Recensione di Elvio Mac


Autore: Mauro Valentini

Editore: Armando Editore

Genere: Giallo

Pagine: 240

Anno di pubblicazione: 2021

Sinossi. Fausto Colasanti è un cinquantenne che sopravvive facendo piccoli lavori saltuari. È da tutti chiamato Tyson oltre che per l’aspetto, per la sua atavica incapacità a controllare la rabbia. Un compagno d’infanzia, oggi famoso chef, lo segnala per un lavoro al Commendatore Peroni, manager nel campo dell’edilizia. Egli dovrà però trovare un aiutante e per non perdere quella che sembra un’ottima e ultima occasione lavorativa, Tyson proporrà il suo amico Alcide Pennello. Tyson e Alcide saranno i custodi della villa del costruttore per 24 ore al giorno, completamente immersa nel verde del quartiere romano dell’Eur. L’edificio è dotato di un originale sistema antintrusione: una gabbia blindata che imprigiona i ladri permettendo ai custodi di avvertire la Polizia. Ma la durezza di Tyson e l’avventatezza di Pennello, insieme a un crescendo di azioni grottesche e imprevedibili da parte dei tanti altri protagonisti che ruotano attorno alla villa, scateneranno una serie di eventi sorprendenti e carichi di azioni avvincenti.

Recensione. La periferia romana è la cornice di questa storia dove molte sono le persone come Tyson, ma pochissime sono quelle che hanno avuto una seconda possibilità.

Tyson se la ritrova addosso una seconda occasione e questa volta l’unico modo che ha per coglierla è non usare la violenza, quella parte del suo carattere che non riesce mai a contenere e che lo ha sempre messo nei guai.

L’inizio è pieno di ripensamenti. Si avverte subito l’incertezza di Tyson quando deve cercare un socio per un lavoro di quattro mesi, le prime due scelte non sono disponibili e solo al terzo tentativo contatta Pennello, ma appena definisce la questione, capisce che forse ha sbagliato persona.
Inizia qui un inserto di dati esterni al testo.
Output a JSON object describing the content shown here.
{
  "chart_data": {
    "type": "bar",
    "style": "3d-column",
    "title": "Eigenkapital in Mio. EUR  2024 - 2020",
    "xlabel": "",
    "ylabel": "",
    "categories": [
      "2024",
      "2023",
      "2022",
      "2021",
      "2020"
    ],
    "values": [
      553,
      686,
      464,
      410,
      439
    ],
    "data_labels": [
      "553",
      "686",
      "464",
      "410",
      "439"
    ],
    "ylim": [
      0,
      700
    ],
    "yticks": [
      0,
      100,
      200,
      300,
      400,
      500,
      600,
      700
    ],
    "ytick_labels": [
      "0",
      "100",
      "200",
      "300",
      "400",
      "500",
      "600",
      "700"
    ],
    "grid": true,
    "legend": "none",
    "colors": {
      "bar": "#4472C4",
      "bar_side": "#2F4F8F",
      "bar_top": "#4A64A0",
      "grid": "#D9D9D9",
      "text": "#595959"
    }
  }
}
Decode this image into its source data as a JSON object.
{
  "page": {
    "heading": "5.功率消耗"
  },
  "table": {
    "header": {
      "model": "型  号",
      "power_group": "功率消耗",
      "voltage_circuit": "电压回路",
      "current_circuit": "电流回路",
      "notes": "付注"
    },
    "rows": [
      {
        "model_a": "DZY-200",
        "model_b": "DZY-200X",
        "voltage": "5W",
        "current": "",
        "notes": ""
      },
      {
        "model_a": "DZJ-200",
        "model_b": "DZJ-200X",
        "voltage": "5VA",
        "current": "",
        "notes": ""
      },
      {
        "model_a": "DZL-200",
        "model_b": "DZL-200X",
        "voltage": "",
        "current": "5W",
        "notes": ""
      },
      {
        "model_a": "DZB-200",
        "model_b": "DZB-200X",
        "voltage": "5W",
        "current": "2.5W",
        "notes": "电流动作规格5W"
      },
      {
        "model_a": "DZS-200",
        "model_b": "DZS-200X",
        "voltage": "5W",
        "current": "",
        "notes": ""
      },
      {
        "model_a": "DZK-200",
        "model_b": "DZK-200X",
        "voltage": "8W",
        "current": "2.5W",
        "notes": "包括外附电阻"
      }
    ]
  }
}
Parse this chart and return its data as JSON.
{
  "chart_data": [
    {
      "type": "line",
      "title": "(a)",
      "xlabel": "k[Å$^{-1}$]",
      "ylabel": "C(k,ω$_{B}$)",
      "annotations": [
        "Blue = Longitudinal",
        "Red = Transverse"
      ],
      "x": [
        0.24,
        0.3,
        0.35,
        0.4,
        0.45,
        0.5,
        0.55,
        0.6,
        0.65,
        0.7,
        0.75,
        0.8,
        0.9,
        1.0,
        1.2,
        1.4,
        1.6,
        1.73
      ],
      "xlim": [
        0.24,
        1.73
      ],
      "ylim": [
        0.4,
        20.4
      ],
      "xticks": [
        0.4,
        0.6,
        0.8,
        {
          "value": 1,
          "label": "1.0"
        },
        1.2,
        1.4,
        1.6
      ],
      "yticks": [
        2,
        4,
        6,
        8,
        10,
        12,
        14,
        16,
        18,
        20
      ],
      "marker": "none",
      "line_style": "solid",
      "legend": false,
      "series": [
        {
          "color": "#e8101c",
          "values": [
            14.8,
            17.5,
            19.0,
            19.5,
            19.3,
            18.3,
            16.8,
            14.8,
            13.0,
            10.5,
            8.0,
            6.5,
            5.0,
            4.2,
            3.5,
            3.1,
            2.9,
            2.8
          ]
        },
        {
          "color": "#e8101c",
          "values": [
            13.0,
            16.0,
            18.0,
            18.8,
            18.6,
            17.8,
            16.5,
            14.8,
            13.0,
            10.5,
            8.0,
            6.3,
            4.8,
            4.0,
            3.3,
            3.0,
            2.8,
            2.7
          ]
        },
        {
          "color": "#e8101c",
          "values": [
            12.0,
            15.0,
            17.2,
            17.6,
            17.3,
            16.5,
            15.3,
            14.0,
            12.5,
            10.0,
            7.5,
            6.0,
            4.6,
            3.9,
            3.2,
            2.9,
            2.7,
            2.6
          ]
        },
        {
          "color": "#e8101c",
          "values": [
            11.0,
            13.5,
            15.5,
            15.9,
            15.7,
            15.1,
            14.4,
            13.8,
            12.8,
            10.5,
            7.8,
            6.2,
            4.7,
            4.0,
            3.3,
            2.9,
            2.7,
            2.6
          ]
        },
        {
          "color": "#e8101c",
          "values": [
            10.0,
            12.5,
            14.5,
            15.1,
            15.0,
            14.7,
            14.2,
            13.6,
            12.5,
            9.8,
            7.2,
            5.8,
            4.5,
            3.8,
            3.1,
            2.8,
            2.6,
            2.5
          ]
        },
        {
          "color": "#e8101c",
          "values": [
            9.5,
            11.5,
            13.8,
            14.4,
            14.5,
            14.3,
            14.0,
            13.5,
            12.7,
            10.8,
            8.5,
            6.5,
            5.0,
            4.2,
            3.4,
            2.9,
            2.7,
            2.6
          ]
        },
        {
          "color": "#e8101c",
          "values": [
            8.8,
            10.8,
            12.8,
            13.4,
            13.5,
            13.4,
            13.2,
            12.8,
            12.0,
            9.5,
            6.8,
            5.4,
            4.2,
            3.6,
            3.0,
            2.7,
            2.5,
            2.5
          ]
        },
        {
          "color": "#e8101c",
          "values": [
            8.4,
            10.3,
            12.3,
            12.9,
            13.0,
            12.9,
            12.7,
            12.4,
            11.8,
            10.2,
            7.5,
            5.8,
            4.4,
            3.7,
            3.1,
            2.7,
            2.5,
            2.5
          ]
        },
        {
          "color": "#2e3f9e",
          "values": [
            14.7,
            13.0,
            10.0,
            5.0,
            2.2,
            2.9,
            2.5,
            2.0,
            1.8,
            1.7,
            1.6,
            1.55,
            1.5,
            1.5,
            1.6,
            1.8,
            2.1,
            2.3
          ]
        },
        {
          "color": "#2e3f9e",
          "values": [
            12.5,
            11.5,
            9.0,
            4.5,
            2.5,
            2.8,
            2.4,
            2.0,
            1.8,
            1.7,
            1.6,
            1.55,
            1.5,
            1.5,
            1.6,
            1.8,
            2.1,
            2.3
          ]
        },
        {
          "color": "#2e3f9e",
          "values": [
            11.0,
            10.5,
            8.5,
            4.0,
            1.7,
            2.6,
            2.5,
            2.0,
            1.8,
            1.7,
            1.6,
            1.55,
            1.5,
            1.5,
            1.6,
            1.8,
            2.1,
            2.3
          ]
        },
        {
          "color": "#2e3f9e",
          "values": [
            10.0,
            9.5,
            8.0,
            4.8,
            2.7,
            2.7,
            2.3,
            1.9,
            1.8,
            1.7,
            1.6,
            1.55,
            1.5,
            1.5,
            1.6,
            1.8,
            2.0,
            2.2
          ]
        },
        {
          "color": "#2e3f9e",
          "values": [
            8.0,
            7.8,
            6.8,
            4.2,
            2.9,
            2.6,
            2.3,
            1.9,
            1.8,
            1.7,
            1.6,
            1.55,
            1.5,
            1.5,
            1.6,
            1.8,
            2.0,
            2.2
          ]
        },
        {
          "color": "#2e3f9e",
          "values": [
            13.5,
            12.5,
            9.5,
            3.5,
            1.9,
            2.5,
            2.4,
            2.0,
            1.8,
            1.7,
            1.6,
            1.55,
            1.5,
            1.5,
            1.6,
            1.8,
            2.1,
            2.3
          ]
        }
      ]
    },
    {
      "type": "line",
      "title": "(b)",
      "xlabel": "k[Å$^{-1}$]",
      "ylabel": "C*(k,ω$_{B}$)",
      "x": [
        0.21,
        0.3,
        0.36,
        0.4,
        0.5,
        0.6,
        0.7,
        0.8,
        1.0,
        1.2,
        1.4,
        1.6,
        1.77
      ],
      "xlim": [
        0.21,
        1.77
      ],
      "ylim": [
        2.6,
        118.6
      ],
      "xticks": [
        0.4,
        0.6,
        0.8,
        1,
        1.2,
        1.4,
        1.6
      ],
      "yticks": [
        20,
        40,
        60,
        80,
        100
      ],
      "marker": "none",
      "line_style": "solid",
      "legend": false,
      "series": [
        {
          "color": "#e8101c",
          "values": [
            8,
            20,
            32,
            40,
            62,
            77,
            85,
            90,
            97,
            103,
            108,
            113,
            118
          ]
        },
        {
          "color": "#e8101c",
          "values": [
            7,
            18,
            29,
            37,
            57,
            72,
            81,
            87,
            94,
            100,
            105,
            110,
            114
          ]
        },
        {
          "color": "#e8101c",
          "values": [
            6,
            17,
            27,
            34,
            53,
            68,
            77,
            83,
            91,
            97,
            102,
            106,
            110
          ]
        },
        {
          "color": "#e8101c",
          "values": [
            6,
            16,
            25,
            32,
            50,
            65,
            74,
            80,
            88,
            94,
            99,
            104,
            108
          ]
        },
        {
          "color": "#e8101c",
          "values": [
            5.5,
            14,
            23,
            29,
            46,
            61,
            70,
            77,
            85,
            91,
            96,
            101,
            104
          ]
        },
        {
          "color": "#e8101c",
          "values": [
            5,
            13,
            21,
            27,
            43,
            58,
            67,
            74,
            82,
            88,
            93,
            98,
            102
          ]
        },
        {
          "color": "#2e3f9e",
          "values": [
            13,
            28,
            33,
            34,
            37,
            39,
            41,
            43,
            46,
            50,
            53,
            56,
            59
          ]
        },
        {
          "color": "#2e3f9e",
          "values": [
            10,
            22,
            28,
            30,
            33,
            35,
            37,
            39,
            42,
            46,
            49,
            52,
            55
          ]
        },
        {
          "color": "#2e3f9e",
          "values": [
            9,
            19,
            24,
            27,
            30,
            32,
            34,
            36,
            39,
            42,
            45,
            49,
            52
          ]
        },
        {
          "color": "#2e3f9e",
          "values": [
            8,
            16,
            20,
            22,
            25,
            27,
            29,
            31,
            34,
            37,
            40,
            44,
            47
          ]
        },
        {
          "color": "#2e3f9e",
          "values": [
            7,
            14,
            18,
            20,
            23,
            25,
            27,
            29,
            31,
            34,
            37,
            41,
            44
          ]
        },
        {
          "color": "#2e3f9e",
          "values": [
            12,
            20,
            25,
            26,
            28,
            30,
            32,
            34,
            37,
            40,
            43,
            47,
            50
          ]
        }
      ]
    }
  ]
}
La stessa cosa succede allo chef Bruschetta, anche lui ha dei ripensamenti per aver affidato a Tyson un lavoro così importante. Tyson è colto e intelligente, ma alla fine emerge sempre l’animo rozzo e borgataro. Ma tra loro c’è un antico legame, di quelli che sono tali perché c’è una giovinezza condivisa.

Il racconto è narrato in terza persona, ci sono molti personaggi, quasi tutti popolano I quartieri poveri, dove è permeato un senso di degrado sociale che pare irreparabile. Tyson è il personaggio sempre cupo, l’eroe sbagliato, appassionato di  musica anni Settanta progressive rock, proviene da un quartiere fatto tutto di cemento e alienato dal contesto urbano, poi una parentesi di vita americana e il ritorno alle origini.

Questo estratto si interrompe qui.